The Julia manual says that if you use &x with a ccall expecting a pointer,
then changes to the pointed-to data are not reflected in x upon return.
Essentially, it implies that &x actually passes a pointer to a copy of the
data in x. The usual workaround, if you want to receive the changed value
in Julia, is to pass a 1-element array.
However:
* Experimentally, if you have a mutable type and are passing it for a
struct pointer, then changes to the data *are* returned to Julia. See
below example (tested in MacOS and Linux).
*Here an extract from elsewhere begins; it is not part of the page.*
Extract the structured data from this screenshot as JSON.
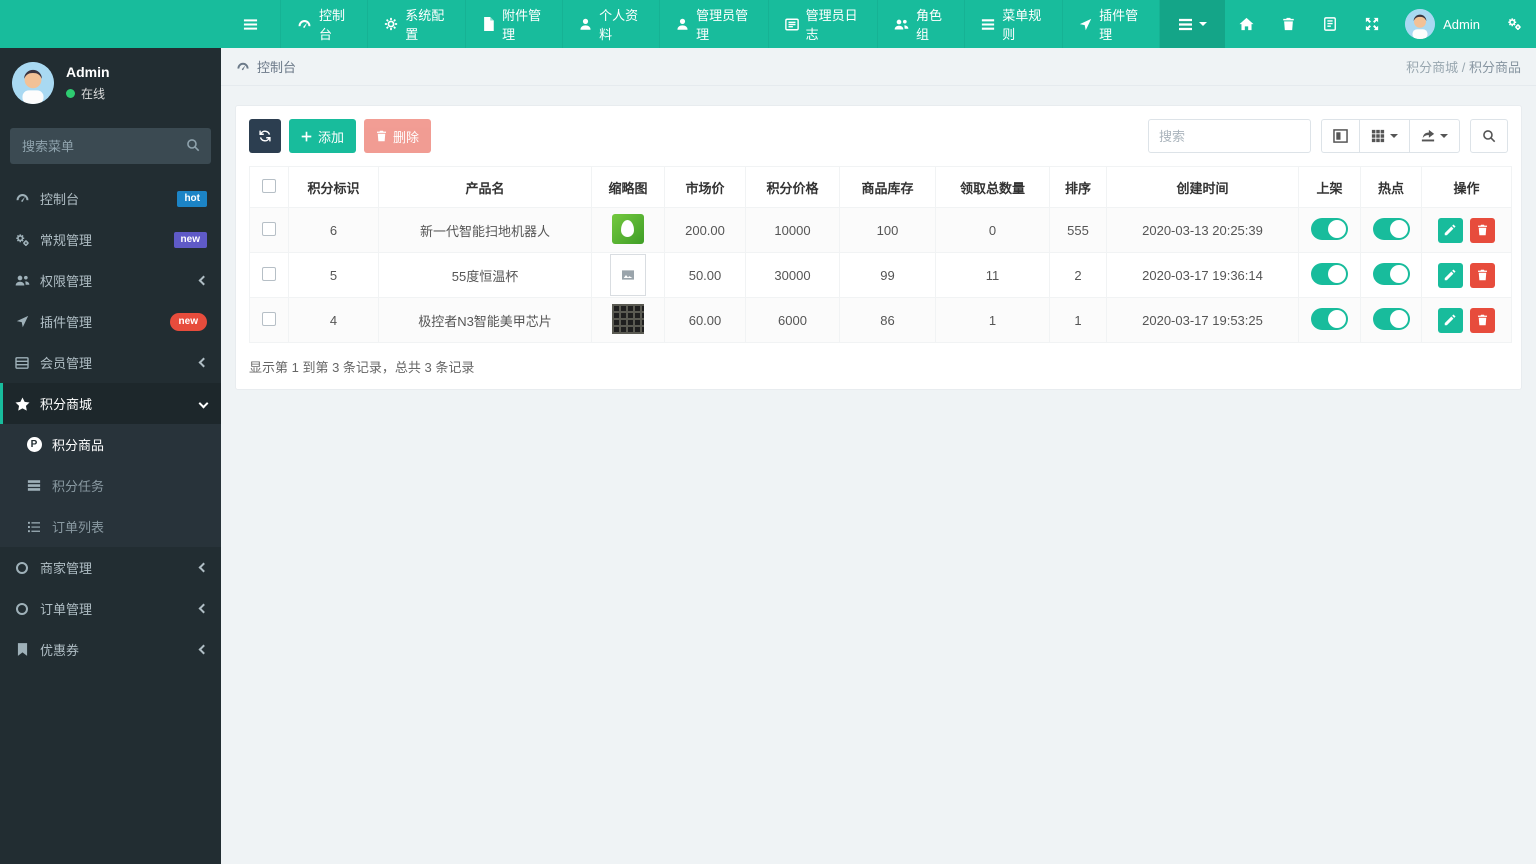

* The array workaround does not work for non-immutable types. For a
mutable type T, my understanding is that an array T[...] is stored as an
array of jl_value_t* pointers, which is inequivalent to an array of C
structs.
Should this (nice?) behavior of & for mutable types be documented? If
not, is there any other way to modify such a type with a C function
expecting a struct pointer?
--SGJ
Example C code:
typedef struct {
double a, b;
} foo;
void init_foo(foo *f) {
f->a = 1.234;
f->b = 5.678;
}
Example Julia code:
# this "works" on Mac and Linux: x is changed to Foo(1.234,5.678):
type Foo
a::Float64
b::Float64
end
x = Foo(0.,0.)
ccall((:init_foo,"sp"), Void, (Ptr{Foo},), &x)
println("x = $x")
# this "works" on Linux (y is changed) but "doesn't work" on Mac (y remains
Bar(0,0)):
immutable Bar
a::Float64
b::Float64
end
y = Bar(0.,0.)
ccall((:init_foo,"sp"), Void, (Ptr{Bar},), &y)
println("y = $y")